Let me indulge in a brief rant here about claims of sexism in the Clinton v. Sanders race. Again and again, I've heard feminists claiming that Clinton's appearance receives excessive scrutiny while Sanders gets a pass. I absolutely agree with them that Clinton's clothing has received far more attention (primarily by female journalists on TV) than Sanders' clothing. She often wears interesting clothing that gives people something to talk about. Sanders essentially wears the same thing all the time. When Clinton gives a speech wearing something that resembles a burlap sack, people are going to talk about it because it stands out as something we haven't seen before. What can one say about Sanders' clothing except that he desperately needs to run an iron over it? I'm not sure how the fact that his selection of wardrobe doesn't give us much to talk about is evidence of sexism. My guess is that if Clinton were to dress like Sanders does throughout the campaign, we wouldn't hear much about her clothing either.

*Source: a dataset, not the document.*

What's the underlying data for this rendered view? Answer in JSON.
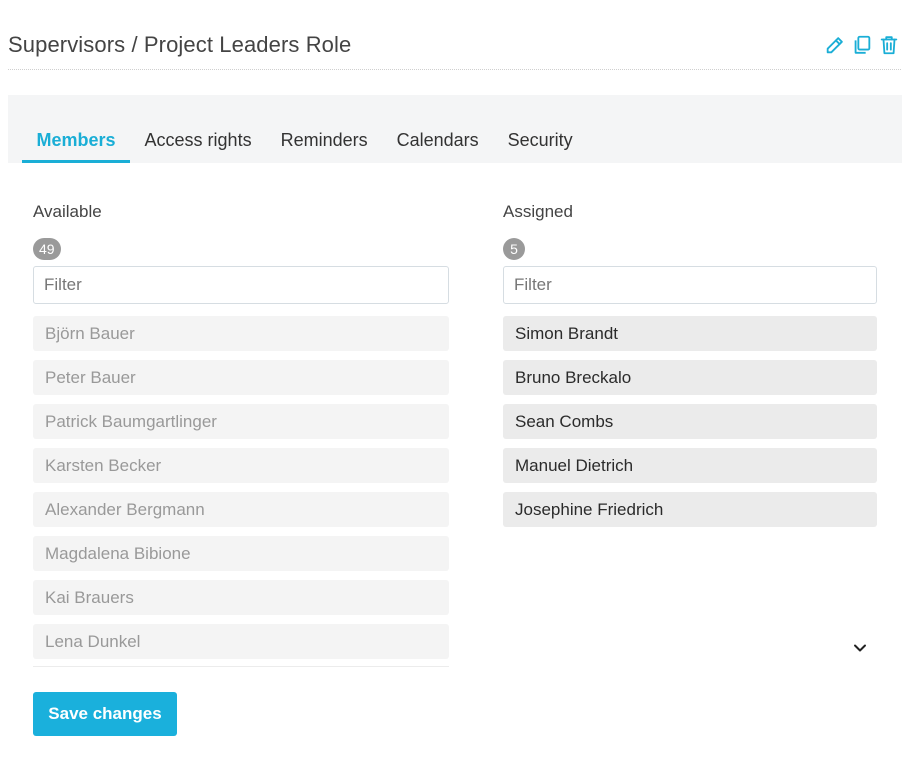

What about the candidates' hair? I have heard far more discussion of Sanders' hair than Clinton's, especially at the beginning of the campaign. In fact, Sanders' wild uncombed hair was one of the things some pointed to to claim that he was a fringe candidate that nobody should take seriously. Fast forward to a few months later and part of his appeal was that he doesn't seem to give a damn about combing his hair. This was seen as appealing because it suggests that he has more important things on his mind. As for Clinton, who cares? Aside from the same female journalists obsessing over her clothes, is anybody really paying attention to her hair?
The other thing that keeps coming up is that people are constantly telling Clinton to smile while nobody would give any male candidate that advice. Really? This one baffles me because so many of us have been criticizing Sanders for rarely smiling and for sounding like he is yelling all the time. Have the journalists writing these articles not seen any of Larry David's hilarious impersonations of Bernie Sanders on Saturday Night Live? Sanders is routinely mocked for not smiling and for constantly yelling.
Isn't it at least possible that those of us who do not support Clinton's campaign are reacting to her policies rather than her gender? I did not vote for her in 2008 because of her support for Bush and Cheney's unjust war in Iraq and because she ran to the right of Obama. That is, I did not find her sufficiently liberal to be worth supporting. That didn't have a damn thing to do with her gender, her appearance, or any imagined double bind. And now in 2016, the question with which some of us are wrestling is whether she has really moved to the left or whether she is doing her best to pretend to have done so in order to appeal to a different electorate than the one who passed on her in 2008.